The governor also wants to skim $1.6 billion in funds from a tax on managed care organizations like Kaiser Permanente and Anthem Blue Cross to address the budget deficit. Such tax money has been used this way in the past, but voters last November approved a measure directing the state to spend it instead on improving payments to doctors and hospitals such as Mee Memorial. (Newsom believes the measure allows him the latitude to do what he’s doing.)
The net effect? “A lot of patients will just become uninsured,” Salamacha said. They’ll then wait until their health conditions become serious, and finally go straight to Mee’s emergency department, where by law they cannot be turned away even if they can’t pay anything. The hospital absorbs the cost.
Closing doors
Mee Memorial is hardly alone. Bing Lum, executive vice president of the struggling Colorado River Medical Center in Needles, said he was putting the finishing touches on a letter to his congressman, U.S. Rep. Raul Ruiz, a Democrat. Lum wrote Ruiz that Congress’ current budget proposals “would almost certainly lead to the closure” of the critical access hospital.
Lum said that the Colorado River facility, located in eastern San Bernardino County, serves a patient population whose payer mix is roughly 50% Medicare and 50% Medi-Cal. A small portion of its revenue derives from Medicaid patients in nearby towns in Nevada and Arizona, which Lum said “underpay just like all Medicaid programs.” Still, steep federal cuts to Medicaid or tightened state restrictions on eligibility would decimate the hospital’s finances, Lum said. The nearest hospital serving Medi-Cal patients is in Blythe, about 100 miles to the south.
Asked for comment, a spokesperson for Ruiz referred Capital & Main to the representative’s recent plea to Newsom for emergency funding for the Blythe facility, Palo Verde Hospital, which itself is facing imminent threat of closure. “This is a public emergency,” Ruiz said. “The closure of this hospital puts lives at risk. … Patients will suffer.

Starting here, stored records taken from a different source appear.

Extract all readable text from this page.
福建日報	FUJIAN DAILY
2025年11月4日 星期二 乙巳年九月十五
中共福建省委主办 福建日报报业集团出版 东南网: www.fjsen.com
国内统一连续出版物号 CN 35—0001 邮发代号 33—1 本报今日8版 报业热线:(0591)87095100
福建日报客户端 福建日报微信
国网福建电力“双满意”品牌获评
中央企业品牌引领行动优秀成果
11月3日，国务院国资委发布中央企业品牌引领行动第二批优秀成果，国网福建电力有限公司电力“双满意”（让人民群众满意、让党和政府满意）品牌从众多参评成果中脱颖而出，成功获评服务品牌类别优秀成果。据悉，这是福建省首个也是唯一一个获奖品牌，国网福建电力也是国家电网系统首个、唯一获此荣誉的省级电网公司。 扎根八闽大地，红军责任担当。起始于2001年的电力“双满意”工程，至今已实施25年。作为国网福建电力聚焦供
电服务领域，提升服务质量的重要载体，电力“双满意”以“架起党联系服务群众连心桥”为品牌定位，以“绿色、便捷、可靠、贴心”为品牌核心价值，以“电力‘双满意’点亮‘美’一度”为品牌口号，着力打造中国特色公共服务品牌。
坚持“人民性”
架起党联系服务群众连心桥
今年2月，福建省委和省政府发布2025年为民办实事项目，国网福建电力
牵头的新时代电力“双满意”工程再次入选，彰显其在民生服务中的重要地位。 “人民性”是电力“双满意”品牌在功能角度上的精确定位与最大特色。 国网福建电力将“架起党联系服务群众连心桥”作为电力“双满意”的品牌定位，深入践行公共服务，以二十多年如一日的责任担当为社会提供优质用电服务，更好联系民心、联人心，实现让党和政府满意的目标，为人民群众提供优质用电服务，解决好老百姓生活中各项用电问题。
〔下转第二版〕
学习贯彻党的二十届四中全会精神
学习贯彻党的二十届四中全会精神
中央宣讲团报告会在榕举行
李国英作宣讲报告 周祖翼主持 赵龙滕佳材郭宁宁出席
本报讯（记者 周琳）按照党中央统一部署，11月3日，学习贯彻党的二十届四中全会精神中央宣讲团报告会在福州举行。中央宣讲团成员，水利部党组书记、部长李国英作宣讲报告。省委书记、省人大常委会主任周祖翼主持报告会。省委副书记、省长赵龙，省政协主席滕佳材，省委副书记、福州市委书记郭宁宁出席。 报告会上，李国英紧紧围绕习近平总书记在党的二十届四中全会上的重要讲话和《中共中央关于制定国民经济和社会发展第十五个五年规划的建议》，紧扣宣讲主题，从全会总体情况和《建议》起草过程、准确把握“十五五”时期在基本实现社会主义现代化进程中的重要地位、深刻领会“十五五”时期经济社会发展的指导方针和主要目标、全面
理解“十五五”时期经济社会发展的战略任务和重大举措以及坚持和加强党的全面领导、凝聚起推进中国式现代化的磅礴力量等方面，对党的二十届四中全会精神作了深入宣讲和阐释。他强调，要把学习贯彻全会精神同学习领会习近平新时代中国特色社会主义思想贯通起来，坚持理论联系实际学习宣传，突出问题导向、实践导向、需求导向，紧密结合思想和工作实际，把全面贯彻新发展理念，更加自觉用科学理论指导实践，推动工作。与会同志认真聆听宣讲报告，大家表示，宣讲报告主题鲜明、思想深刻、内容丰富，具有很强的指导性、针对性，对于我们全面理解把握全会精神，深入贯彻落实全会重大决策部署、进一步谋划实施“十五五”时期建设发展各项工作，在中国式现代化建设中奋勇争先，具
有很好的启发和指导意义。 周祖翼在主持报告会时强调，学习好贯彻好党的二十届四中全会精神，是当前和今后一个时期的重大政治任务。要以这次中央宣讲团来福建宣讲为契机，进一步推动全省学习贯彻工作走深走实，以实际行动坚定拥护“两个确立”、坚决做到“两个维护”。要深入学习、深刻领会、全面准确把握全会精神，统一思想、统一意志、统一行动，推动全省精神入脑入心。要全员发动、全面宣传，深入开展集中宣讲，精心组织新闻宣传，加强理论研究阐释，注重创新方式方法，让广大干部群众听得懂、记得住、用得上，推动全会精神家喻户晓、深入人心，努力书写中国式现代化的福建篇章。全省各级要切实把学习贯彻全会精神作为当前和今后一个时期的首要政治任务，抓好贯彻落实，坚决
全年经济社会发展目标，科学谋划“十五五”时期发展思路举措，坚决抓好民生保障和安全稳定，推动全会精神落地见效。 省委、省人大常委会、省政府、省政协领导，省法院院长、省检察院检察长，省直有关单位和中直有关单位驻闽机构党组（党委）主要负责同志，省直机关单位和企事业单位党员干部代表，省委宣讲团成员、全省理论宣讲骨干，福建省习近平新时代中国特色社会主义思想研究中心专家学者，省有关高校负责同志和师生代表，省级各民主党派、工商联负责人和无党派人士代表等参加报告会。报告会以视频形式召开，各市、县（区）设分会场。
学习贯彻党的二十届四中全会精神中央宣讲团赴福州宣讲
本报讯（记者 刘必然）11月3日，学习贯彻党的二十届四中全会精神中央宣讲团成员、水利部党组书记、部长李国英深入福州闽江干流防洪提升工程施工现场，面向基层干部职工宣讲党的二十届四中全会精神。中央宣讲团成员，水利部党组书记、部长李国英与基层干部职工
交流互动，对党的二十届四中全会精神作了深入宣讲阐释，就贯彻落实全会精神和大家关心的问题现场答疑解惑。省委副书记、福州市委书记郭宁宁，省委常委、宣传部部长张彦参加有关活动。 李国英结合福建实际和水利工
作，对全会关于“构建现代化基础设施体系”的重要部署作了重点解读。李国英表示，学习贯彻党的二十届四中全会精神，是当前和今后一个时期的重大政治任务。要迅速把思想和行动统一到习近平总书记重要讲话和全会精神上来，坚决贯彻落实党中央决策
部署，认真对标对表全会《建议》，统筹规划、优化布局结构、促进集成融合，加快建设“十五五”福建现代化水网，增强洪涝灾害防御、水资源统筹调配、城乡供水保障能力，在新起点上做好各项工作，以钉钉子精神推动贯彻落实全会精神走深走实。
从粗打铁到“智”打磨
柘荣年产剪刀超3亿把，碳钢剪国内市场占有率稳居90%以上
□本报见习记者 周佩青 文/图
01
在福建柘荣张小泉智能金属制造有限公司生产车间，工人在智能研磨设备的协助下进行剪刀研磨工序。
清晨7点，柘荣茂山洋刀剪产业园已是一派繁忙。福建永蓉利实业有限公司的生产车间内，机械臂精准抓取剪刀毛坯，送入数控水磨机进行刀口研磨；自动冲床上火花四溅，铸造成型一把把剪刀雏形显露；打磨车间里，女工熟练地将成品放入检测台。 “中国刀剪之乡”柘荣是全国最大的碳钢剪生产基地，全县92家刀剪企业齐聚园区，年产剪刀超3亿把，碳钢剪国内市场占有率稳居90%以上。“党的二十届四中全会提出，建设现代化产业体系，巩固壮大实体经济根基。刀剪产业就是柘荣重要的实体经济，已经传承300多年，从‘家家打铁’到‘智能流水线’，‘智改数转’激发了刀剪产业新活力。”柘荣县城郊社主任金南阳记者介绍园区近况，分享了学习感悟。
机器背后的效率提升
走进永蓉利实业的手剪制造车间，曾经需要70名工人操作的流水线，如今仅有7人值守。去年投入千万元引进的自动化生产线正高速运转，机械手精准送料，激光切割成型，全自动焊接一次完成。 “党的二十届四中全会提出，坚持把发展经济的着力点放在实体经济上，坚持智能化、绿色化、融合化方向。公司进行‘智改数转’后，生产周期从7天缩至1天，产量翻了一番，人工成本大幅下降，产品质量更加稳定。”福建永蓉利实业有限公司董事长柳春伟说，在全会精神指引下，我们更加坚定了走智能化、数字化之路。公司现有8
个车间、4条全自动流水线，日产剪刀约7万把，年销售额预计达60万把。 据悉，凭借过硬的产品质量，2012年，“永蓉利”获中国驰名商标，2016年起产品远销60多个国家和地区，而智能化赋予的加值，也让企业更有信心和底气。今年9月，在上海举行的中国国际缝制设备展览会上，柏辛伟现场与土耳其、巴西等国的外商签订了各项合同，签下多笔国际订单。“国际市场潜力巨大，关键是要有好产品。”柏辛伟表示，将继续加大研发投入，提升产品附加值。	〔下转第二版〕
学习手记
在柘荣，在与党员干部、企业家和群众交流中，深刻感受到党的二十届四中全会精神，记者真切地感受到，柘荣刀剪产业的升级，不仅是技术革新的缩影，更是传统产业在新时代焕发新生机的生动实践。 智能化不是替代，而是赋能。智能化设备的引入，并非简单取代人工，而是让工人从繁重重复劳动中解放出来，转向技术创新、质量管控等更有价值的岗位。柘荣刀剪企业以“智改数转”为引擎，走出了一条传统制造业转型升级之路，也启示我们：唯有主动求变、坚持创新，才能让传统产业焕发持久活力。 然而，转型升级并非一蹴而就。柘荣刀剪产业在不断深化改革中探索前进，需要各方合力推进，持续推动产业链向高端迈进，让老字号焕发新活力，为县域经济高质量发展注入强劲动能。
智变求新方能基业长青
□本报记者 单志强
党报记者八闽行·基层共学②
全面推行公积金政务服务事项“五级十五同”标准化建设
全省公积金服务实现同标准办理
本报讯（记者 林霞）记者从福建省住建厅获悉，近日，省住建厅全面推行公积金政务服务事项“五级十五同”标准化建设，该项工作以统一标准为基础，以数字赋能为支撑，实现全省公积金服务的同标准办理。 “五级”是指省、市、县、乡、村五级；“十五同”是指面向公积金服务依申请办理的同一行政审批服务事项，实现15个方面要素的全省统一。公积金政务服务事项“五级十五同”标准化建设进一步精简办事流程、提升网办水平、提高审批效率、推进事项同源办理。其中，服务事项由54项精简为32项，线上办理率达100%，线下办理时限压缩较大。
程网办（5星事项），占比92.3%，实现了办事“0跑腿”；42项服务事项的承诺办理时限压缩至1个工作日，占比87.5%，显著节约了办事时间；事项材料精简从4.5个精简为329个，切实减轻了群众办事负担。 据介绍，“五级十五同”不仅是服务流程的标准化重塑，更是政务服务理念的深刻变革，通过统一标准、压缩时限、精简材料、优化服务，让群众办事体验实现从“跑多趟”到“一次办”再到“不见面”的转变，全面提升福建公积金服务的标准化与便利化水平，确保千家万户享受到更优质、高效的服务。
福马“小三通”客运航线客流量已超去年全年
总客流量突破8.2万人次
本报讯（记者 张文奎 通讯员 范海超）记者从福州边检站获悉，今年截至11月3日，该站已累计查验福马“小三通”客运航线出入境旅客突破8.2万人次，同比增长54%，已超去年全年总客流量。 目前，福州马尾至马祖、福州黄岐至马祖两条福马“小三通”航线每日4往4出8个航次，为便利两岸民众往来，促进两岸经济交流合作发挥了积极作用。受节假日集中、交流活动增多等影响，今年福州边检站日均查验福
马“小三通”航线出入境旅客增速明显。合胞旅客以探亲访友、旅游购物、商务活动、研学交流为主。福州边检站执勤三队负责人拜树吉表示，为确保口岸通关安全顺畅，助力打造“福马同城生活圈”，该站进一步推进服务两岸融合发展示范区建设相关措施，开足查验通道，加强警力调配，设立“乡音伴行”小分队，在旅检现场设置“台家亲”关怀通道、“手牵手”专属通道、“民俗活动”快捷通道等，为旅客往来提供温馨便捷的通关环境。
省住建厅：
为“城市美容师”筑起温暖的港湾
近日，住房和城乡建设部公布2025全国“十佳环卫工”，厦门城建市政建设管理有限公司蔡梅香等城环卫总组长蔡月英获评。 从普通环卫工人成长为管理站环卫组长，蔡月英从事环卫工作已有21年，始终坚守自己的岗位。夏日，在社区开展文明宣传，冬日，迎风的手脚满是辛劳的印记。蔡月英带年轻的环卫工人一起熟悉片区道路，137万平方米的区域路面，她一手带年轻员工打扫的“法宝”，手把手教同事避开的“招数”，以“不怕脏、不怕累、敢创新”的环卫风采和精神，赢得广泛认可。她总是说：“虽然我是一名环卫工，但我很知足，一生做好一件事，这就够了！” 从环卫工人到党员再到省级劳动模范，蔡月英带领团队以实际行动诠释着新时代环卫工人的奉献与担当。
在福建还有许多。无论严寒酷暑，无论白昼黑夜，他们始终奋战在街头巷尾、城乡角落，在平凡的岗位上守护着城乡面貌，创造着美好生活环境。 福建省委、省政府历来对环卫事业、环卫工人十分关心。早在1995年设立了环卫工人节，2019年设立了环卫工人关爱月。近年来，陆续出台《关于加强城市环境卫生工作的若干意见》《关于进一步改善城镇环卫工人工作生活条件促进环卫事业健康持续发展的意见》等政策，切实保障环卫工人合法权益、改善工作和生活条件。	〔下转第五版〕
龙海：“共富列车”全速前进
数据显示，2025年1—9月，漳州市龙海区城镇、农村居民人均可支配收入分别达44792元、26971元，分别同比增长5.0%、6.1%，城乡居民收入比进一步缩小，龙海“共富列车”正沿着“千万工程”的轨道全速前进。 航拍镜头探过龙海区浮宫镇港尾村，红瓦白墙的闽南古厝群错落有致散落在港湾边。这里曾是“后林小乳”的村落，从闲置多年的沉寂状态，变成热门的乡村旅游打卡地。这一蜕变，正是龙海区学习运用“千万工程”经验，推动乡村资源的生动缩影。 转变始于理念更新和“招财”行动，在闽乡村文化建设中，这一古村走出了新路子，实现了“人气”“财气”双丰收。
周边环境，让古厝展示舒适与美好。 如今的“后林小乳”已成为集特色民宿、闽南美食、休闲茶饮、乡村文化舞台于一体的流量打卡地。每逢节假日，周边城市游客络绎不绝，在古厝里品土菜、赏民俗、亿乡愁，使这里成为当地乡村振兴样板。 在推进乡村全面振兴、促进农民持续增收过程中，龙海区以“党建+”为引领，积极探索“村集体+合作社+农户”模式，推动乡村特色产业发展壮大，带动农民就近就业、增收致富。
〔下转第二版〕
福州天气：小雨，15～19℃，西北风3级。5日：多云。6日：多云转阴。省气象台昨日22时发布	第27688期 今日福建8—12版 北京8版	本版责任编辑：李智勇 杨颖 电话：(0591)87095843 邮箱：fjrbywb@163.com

Patients will die.”
The Democratic-controlled California State Legislature has pushed back on many of Newsom’s proposed cuts, and negotiations are likely to continue well past the June 15 target date to have a budget in place for 2025-26. But the Medi-Cal freeze on undocumented immigrants appears to have support, as does the notion of siphoning off some Prop. 35 money — meaning that rural hospitals are likely to continue to scratch and claw to find ways to stay open.
It fits a pattern. From January 2013 to February 2020, more than 100 rural hospitals closed across the country, according to the U.S. Government Accountability Office. In California, the Corcoran District Hospital in the San Joaquin Valley shuttered in 2013, and Madera Community Hospital closed and filed for bankruptcy in 2023 before reopening in March at a reduced level, with no maternity services.
Salamacha is determined that Mee Memorial not be the next to close. She and her team are exploring potential grant funds and ways to apply for charity care for certain patients. They’ve written letters to everyone they can think of, including local, state and federal legislators. And they know that, in the end, they’re a small part of a very big picture.
“The hardest hit, I believe, will be the rural hospitals,” she said. “These people have nowhere else to go.”